The experiment evaluates the Guava harness with different base models across various manipulation tasks. The results indicate that larger frontier models maintain high success rates across in-distribution and out-of-distribution scenarios, while the smaller model exhibits poor performance due to issues with instruction following and tool calling. Larger frontier models demonstrate robust capability in handling diverse task categories, including complex long-horizon sequences. The smaller model consistently fails across all task types, highlighting limitations in instruction following and tool selection. Gemini-3.1-Pro generally achieves the highest overall success rate compared to the other evaluated models.

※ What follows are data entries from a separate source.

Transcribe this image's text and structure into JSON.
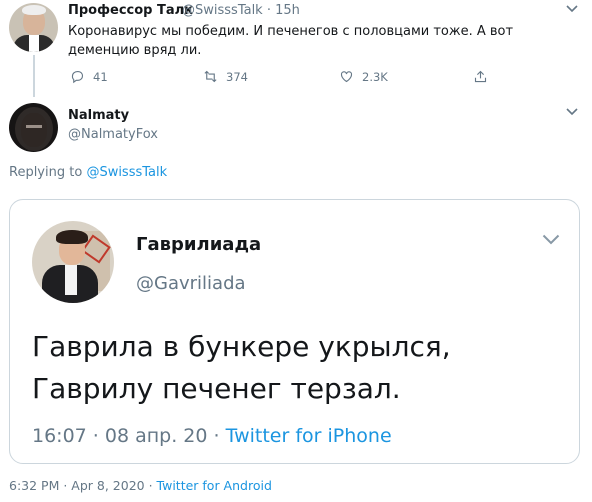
{
  "parent_tweet": {
    "author_name": "Профессор Талк",
    "handle": "@SwisssTalk",
    "time": "15h",
    "text": "Коронавирус мы победим. И печенегов с половцами тоже. А вот деменцию вряд ли.",
    "replies": "41",
    "retweets": "374",
    "likes": "2.3K"
  },
  "reply_tweet": {
    "author_name": "Nalmaty",
    "handle": "@NalmatyFox",
    "replying_prefix": "Replying to ",
    "replying_to": "@SwisssTalk",
    "embedded": {
      "author_name": "Гаврилиада",
      "handle": "@Gavriliada",
      "text_line1": "Гаврила в бункере укрылся,",
      "text_line2": "Гаврилу печенег терзал.",
      "time": "16:07",
      "date": "08 апр. 20",
      "source": "Twitter for iPhone"
    },
    "timestamp": "6:32 PM · Apr 8, 2020",
    "source": "Twitter for Android"
  },
  "icons": [
    "reply-icon",
    "retweet-icon",
    "like-icon",
    "share-icon",
    "chevron-down-icon"
  ],
  "colors": {
    "link": "#1b95e0",
    "secondary": "#657786",
    "text": "#14171a",
    "border": "#ccd6dd"
  }
}
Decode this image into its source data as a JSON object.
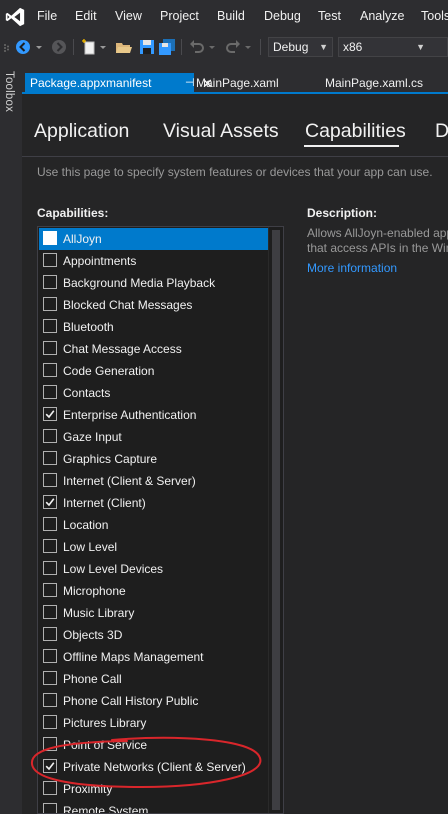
{
  "menu": [
    "File",
    "Edit",
    "View",
    "Project",
    "Build",
    "Debug",
    "Test",
    "Analyze",
    "Tools"
  ],
  "toolbar": {
    "config_value": "Debug",
    "platform_value": "x86",
    "icons": [
      "back-icon",
      "forward-icon",
      "new-project-icon",
      "open-folder-icon",
      "save-icon",
      "save-all-icon",
      "undo-icon",
      "redo-icon"
    ]
  },
  "toolbox_label": "Toolbox",
  "doc_tabs": [
    {
      "label": "Package.appxmanifest",
      "active": true
    },
    {
      "label": "MainPage.xaml",
      "active": false
    },
    {
      "label": "MainPage.xaml.cs",
      "active": false
    }
  ],
  "tab_pin_glyph": "⊣",
  "tab_close_glyph": "✕",
  "page_tabs": [
    "Application",
    "Visual Assets",
    "Capabilities",
    "D"
  ],
  "active_page_tab": "Capabilities",
  "hint": "Use this page to specify system features or devices that your app can use.",
  "capabilities_label": "Capabilities:",
  "description_label": "Description:",
  "description_lines": [
    "Allows AllJoyn-enabled app",
    "that access APIs in the Win"
  ],
  "more_info": "More information",
  "capabilities": [
    {
      "label": "AllJoyn",
      "checked": false,
      "selected": true
    },
    {
      "label": "Appointments",
      "checked": false
    },
    {
      "label": "Background Media Playback",
      "checked": false
    },
    {
      "label": "Blocked Chat Messages",
      "checked": false
    },
    {
      "label": "Bluetooth",
      "checked": false
    },
    {
      "label": "Chat Message Access",
      "checked": false
    },
    {
      "label": "Code Generation",
      "checked": false
    },
    {
      "label": "Contacts",
      "checked": false
    },
    {
      "label": "Enterprise Authentication",
      "checked": true
    },
    {
      "label": "Gaze Input",
      "checked": false
    },
    {
      "label": "Graphics Capture",
      "checked": false
    },
    {
      "label": "Internet (Client & Server)",
      "checked": false
    },
    {
      "label": "Internet (Client)",
      "checked": true
    },
    {
      "label": "Location",
      "checked": false
    },
    {
      "label": "Low Level",
      "checked": false
    },
    {
      "label": "Low Level Devices",
      "checked": false
    },
    {
      "label": "Microphone",
      "checked": false
    },
    {
      "label": "Music Library",
      "checked": false
    },
    {
      "label": "Objects 3D",
      "checked": false
    },
    {
      "label": "Offline Maps Management",
      "checked": false
    },
    {
      "label": "Phone Call",
      "checked": false
    },
    {
      "label": "Phone Call History Public",
      "checked": false
    },
    {
      "label": "Pictures Library",
      "checked": false
    },
    {
      "label": "Point of Service",
      "checked": false
    },
    {
      "label": "Private Networks (Client & Server)",
      "checked": true,
      "annotated": true
    },
    {
      "label": "Proximity",
      "checked": false
    },
    {
      "label": "Remote System",
      "checked": false
    }
  ],
  "colors": {
    "accent": "#007acc",
    "annotation": "#d9262b",
    "link": "#3399ff"
  }
}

The experiments evaluate the Guava framework for embodied manipulation, demonstrating that closed-loop ReAct planning significantly outperforms single-turn approaches. High-level toolsets generally improve performance on complex tasks like picking up objects, while low-level tools are more effective for specific actions such as pushing. Furthermore, visual input is critical, with image-only inputs achieving superior results on certain spatial tasks compared to multimodal text-and-image inputs. Closed-loop ReAct execution significantly outperforms single-turn planning in overall success rates. High-level toolsets enhance performance on tasks like picking up oranges and removing cubes, while low-level tools are better for pushing. Image-only inputs achieve superior performance on specific spatial tasks compared to multimodal text-and-image inputs.
The experiment evaluates Guava-Agent-4B against several baselines across a suite of embodied manipulation tasks. Results indicate that Guava-Agent-4B achieves the highest overall success rate, generally outperforming the proprietary GPT-5.4 model and the concurrent CaP-Agent0. The base Qwen3.5-4B model shows significantly lower performance, underscoring the effectiveness of the proposed distillation harness. Guava-Agent-4B demonstrates superior overall performance compared to both proprietary and open-source baselines across various task categories. The model effectively generalizes to out-of-distribution scenarios, maintaining high success rates on tasks involving unseen objects and novel instructions. Significant performance gaps are observed between the trained Guava-Agent-4B and the untrained base Qwen3.5-4B model, highlighting the impact of the training process.
The experiments evaluate the Guava framework and its distilled agent across diverse embodied manipulation tasks, validating the effectiveness of the training harness, planning architecture, tool selection strategies, and computational efficiency. Qualitative assessments demonstrate that closed-loop ReAct planning consistently outperforms single-turn approaches, while specialized high- and low-level toolsets effectively optimize complex object manipulation and precise physical interactions. Additionally, the distilled model achieves robust generalization to unseen scenarios and substantially reduces computational overhead compared to larger proprietary baselines, with image-only inputs proving highly effective for spatial reasoning. Overall, the findings confirm that the proposed framework enables compact models to deliver superior task success and efficiency without relying on massive frontier architectures.